Of course, it is quite clear that Ibn Sina (Avicenna) did not live in al-Andalus, but this case reflects a pattern among Western scholars to dismiss the deep impact Islam had on these Muslim thinkers and on their work. Ibn Rushd was aware of Avicenna’s works at that time. However, it is interesting to note that although Watt gave a concise description of many Muslim scholars such as Ibn Hazm, Ibn Bajja, Ibn Tufayl, and Ibn Rushd in terms of their philosophical contributions in Spain, he did not mention their religious identity or philosophical thought. It is known, however, that some of them such as Ibn Rushd, Ibn Hazm, Ibn Tufayl, and Ibn Bajja were Qadis or had such duties in the ruling government in their time, as well as being philosophers and theologians. For instance, Ibn Rushd administrated the office of Grand Qadi of Cordova for a period; Ibn Tufayl was minister of the governor of Granada; Ibn Hazm was a vizier for the last nominal Umayyad Caliph in Granada, and Ibn Bajja also served for about twenty years as vizir of the Almoravid Governor of Granada. It is very important to note that, there is no doubt that they must have influenced the ruling governors, even their social achievements, with their Islamic identity and Islamic foundations. For instance, Goodman noticed Ibn Tufayl’s various interests about intellectual issues: “He was eager to reconcile religion and philosophy and gave great weight to revelation, not only the literal, but also at the more profound level.” In the meantime, Goodman spoke of Ibn Tufayl’s prestige and influence upon the Governor, the Sultan Abu Yaqub, even though Ibn Tufayl could have introduced his peers and his friends who were also scholars at that time, to the ruler. Goodman insisted on this and quotes from an Arabian historian:
“Ibn Tufeyl’s duties presumably included giving advice on political questions as well as medical ones; and whether formally or informally, he seems to have performed the role of a minister of culture. Marrakushi writes: ‘Ibn Tufeyl made it his practice to gather scholars from all over the world and saw to it that they obtained the interest and favor of the ruler. It was he who recommended, to Sultan, Ibn Rushd who first became known and appreciated as a result.”
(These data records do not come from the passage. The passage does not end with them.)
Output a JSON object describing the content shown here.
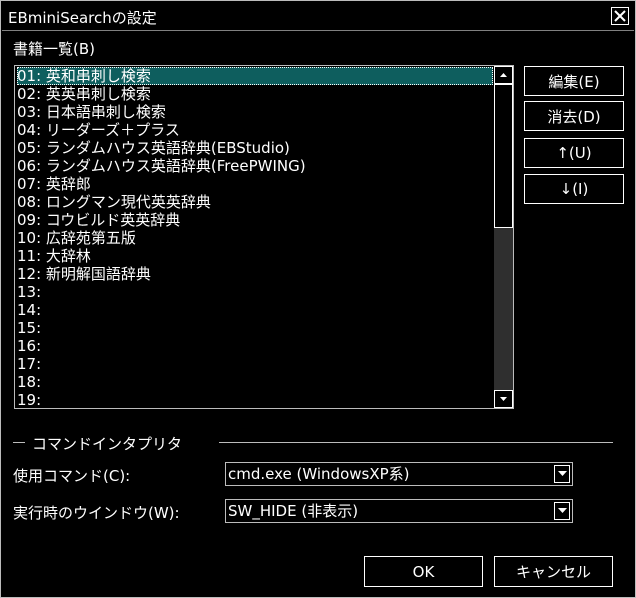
{
  "window": {
    "title": "EBminiSearchの設定"
  },
  "books": {
    "label": "書籍一覧(B)",
    "items": [
      "01: 英和串刺し検索",
      "02: 英英串刺し検索",
      "03: 日本語串刺し検索",
      "04: リーダーズ＋プラス",
      "05: ランダムハウス英語辞典(EBStudio)",
      "06: ランダムハウス英語辞典(FreePWING)",
      "07: 英辞郎",
      "08: ロングマン現代英英辞典",
      "09: コウビルド英英辞典",
      "10: 広辞苑第五版",
      "11: 大辞林",
      "12: 新明解国語辞典",
      "13:",
      "14:",
      "15:",
      "16:",
      "17:",
      "18:",
      "19:"
    ],
    "selected_index": 0
  },
  "buttons": {
    "edit": "編集(E)",
    "delete": "消去(D)",
    "up": "↑(U)",
    "down": "↓(I)",
    "ok": "OK",
    "cancel": "キャンセル"
  },
  "interpreter": {
    "group_label": "コマンドインタプリタ",
    "command_label": "使用コマンド(C):",
    "command_value": "cmd.exe (WindowsXP系)",
    "window_label": "実行時のウインドウ(W):",
    "window_value": "SW_HIDE (非表示)"
  },
  "colors": {
    "selection": "#0e5e5e",
    "background": "#000000",
    "border": "#bcbcbc"
  },
  "icons": {
    "close": "close-icon",
    "scroll_up": "arrow-up-icon",
    "scroll_down": "arrow-down-icon",
    "dropdown": "chevron-down-icon"
  }
}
What is essential to note is that while the Qur’an is not, in any direct literal sense, a science textbook, it nevertheless, in its verses and words, directly awakens a scientific curiosity about natural phenomena. Therefore, the religious scholars, the Fukaha, Ulama, Qadis, Lawyers and others of Islam encouraged its study, thus paving the way for the growth of modern sciences. Scientific inquiry was widespread, and some of the greatest scholars and scientists of the world made wondrous discoveries and inventions. Muslims led the world in the study of medicine, astronomy, mathematics, geography, botany, and physics. They transmitted their studies to the West, where their work was built upon and further disseminated. There were also many Islamic writers, including Muslim thinkers of Spain (Al-Andalus) such as Ibn Rushd (Averroes) (1126-1198), Ibn Bajja (Avempace) (d.1138) Ibn Tufayl (1185), and Ibn Hazm (994-1064) who possessed knowledge of several disciplines, and in whom two or more levels of this hierarchy of knowledge may be found. Hence, both intellectual achievements and religious experiences always flourished upon the model of the religious framework. For this reason, a model of the pure philosopher, theologian, and scientist is not ideal for Muslims. Rather, Muslims respect diversity of intellectual endeavors; however, they are more interested in the religious scholar today, as in the past.